Non-set theoretical mathematics indeed stay within the limits of the continuum (and rarely its power set, e.g. Lebesgue measurable sets is a collection of size $\beth_2$).
In set theoretical aspects the power set of the continuum is the number of ultrafilters on $\mathbb N$ (assuming the axiom of choice and whatnot); there are a few theorems discussing $\beth_2$ under additional axioms and CH; and when you decide to toss away the axiom of choice and take the axiom of determinacy instead you find yourself in a strange model in which every countable partially ordered set can be embedded into cardinalities below the continuum.

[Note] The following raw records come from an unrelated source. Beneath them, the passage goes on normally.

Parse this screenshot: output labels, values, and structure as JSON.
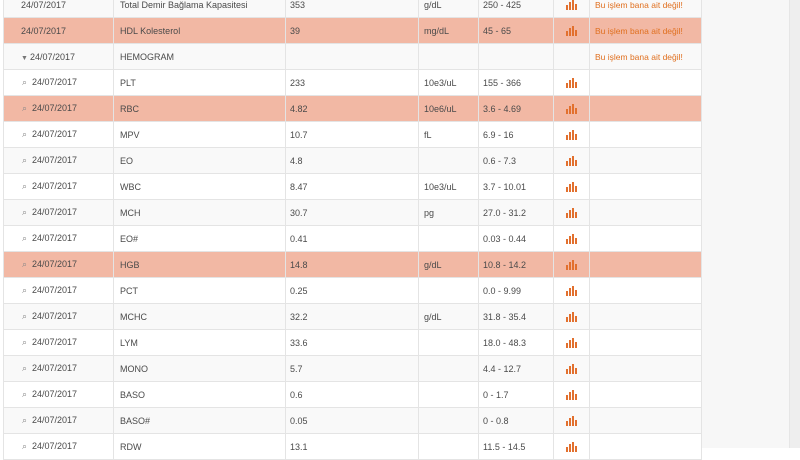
{
  "rows": [
    {
      "date": "24/07/2017",
      "name": "Total Demir Bağlama Kapasitesi",
      "value": "353",
      "unit": "g/dL",
      "ref": "250 - 425",
      "action": "Bu işlem bana ait değil!",
      "flag": false
    },
    {
      "date": "24/07/2017",
      "name": "HDL Kolesterol",
      "value": "39",
      "unit": "mg/dL",
      "ref": "45 - 65",
      "action": "Bu işlem bana ait değil!",
      "flag": true
    },
    {
      "date": "24/07/2017",
      "name": "HEMOGRAM",
      "value": "",
      "unit": "",
      "ref": "",
      "action": "Bu işlem bana ait değil!",
      "flag": false,
      "group": true
    },
    {
      "date": "24/07/2017",
      "name": "PLT",
      "value": "233",
      "unit": "10e3/uL",
      "ref": "155 - 366",
      "action": "",
      "flag": false
    },
    {
      "date": "24/07/2017",
      "name": "RBC",
      "value": "4.82",
      "unit": "10e6/uL",
      "ref": "3.6 - 4.69",
      "action": "",
      "flag": true
    },
    {
      "date": "24/07/2017",
      "name": "MPV",
      "value": "10.7",
      "unit": "fL",
      "ref": "6.9 - 16",
      "action": "",
      "flag": false
    },
    {
      "date": "24/07/2017",
      "name": "EO",
      "value": "4.8",
      "unit": "",
      "ref": "0.6 - 7.3",
      "action": "",
      "flag": false
    },
    {
      "date": "24/07/2017",
      "name": "WBC",
      "value": "8.47",
      "unit": "10e3/uL",
      "ref": "3.7 - 10.01",
      "action": "",
      "flag": false
    },
    {
      "date": "24/07/2017",
      "name": "MCH",
      "value": "30.7",
      "unit": "pg",
      "ref": "27.0 - 31.2",
      "action": "",
      "flag": false
    },
    {
      "date": "24/07/2017",
      "name": "EO#",
      "value": "0.41",
      "unit": "",
      "ref": "0.03 - 0.44",
      "action": "",
      "flag": false
    },
    {
      "date": "24/07/2017",
      "name": "HGB",
      "value": "14.8",
      "unit": "g/dL",
      "ref": "10.8 - 14.2",
      "action": "",
      "flag": true
    },
    {
      "date": "24/07/2017",
      "name": "PCT",
      "value": "0.25",
      "unit": "",
      "ref": "0.0 - 9.99",
      "action": "",
      "flag": false
    },
    {
      "date": "24/07/2017",
      "name": "MCHC",
      "value": "32.2",
      "unit": "g/dL",
      "ref": "31.8 - 35.4",
      "action": "",
      "flag": false
    },
    {
      "date": "24/07/2017",
      "name": "LYM",
      "value": "33.6",
      "unit": "",
      "ref": "18.0 - 48.3",
      "action": "",
      "flag": false
    },
    {
      "date": "24/07/2017",
      "name": "MONO",
      "value": "5.7",
      "unit": "",
      "ref": "4.4 - 12.7",
      "action": "",
      "flag": false
    },
    {
      "date": "24/07/2017",
      "name": "BASO",
      "value": "0.6",
      "unit": "",
      "ref": "0 - 1.7",
      "action": "",
      "flag": false
    },
    {
      "date": "24/07/2017",
      "name": "BASO#",
      "value": "0.05",
      "unit": "",
      "ref": "0 - 0.8",
      "action": "",
      "flag": false
    },
    {
      "date": "24/07/2017",
      "name": "RDW",
      "value": "13.1",
      "unit": "",
      "ref": "11.5 - 14.5",
      "action": "",
      "flag": false
    }
  ],
  "colors": {
    "flag_row": "#f2b8a4",
    "accent": "#e2702e",
    "action_text": "#e07020"
  },
  "icons": {
    "row_icon": "paperclip-icon",
    "chart_icon": "bar-chart-icon",
    "group_toggle": "caret-down-icon"
  }
}
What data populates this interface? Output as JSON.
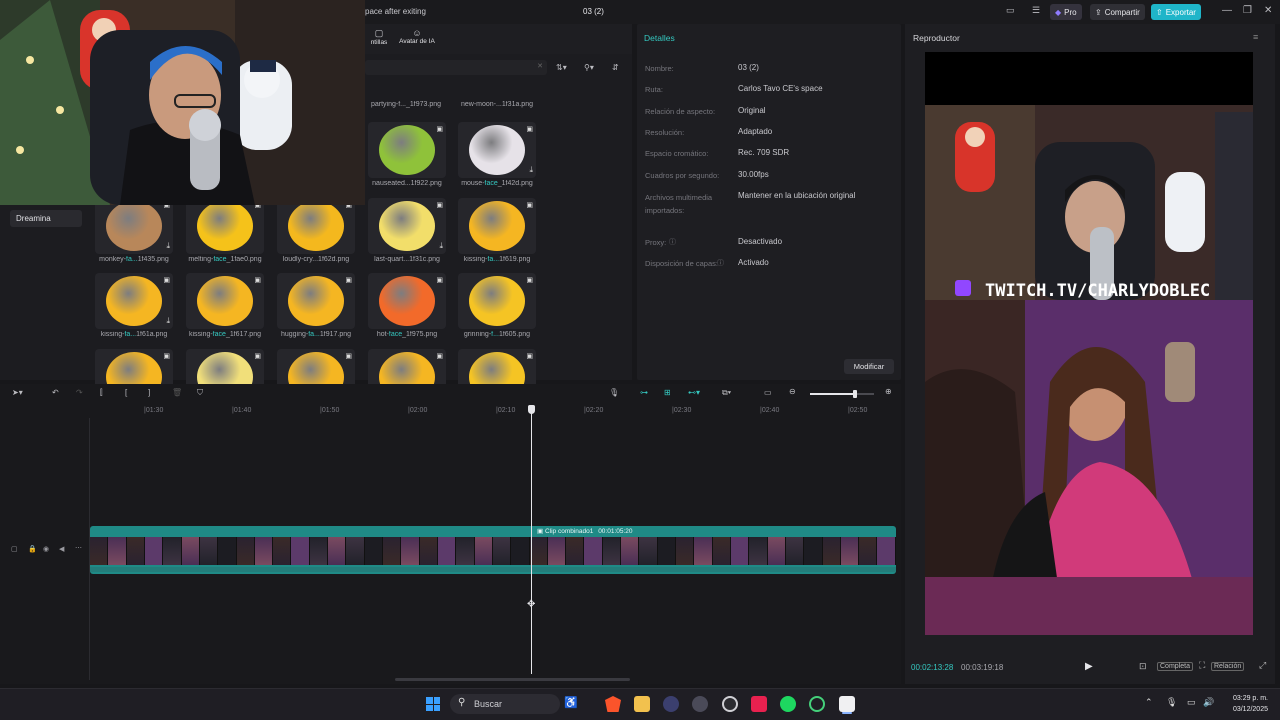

It is also not true at all that there is no talk about cardinalities above $\beth_2$. It appears in PCF theory (and the PCF theorem itself), large cardinals are usually strong limit cardinals, so they dwarf the continuum much like the universe dwarfs an electron, and of course the choice-less contexts often throw a fit and head out to a whole other direction with cardinals (i.e. cardinals which cannot even be compared with the continuum).
In the rest of mathematics, the concrete object $\mathcal P(\mathbb R)$ forms a Boolean-algebra, it does not have a natural linear ordering, and it is mainly used as an example of an underlying set for structures of that size. However such objects are not very common (yet, anyway) since they tend to be a little bit too big to handle once you add structure which was not natural (in the sense that the real numbers have).
The more structure you want, the harder it is to handle larger and larger objects. Once you go beyond $\beth_1$ you cannot have both Hausdorff and separable topologies. One of my teachers once explained this very question to me with the answer that we can grasp finite things, and we can approximate countable (and thus separable) things. However beyond that it becomes very hard to work with things. There are objects which are very large, in modern fields such as C*-algebras you get to meet them from time to time, and slowly in other fields. However it is still convenient to work with separable/countably generated/finitely generated objects for most people. If you wait a century or two then I'm certain that larger constructions will seep through the cracks and become mundane.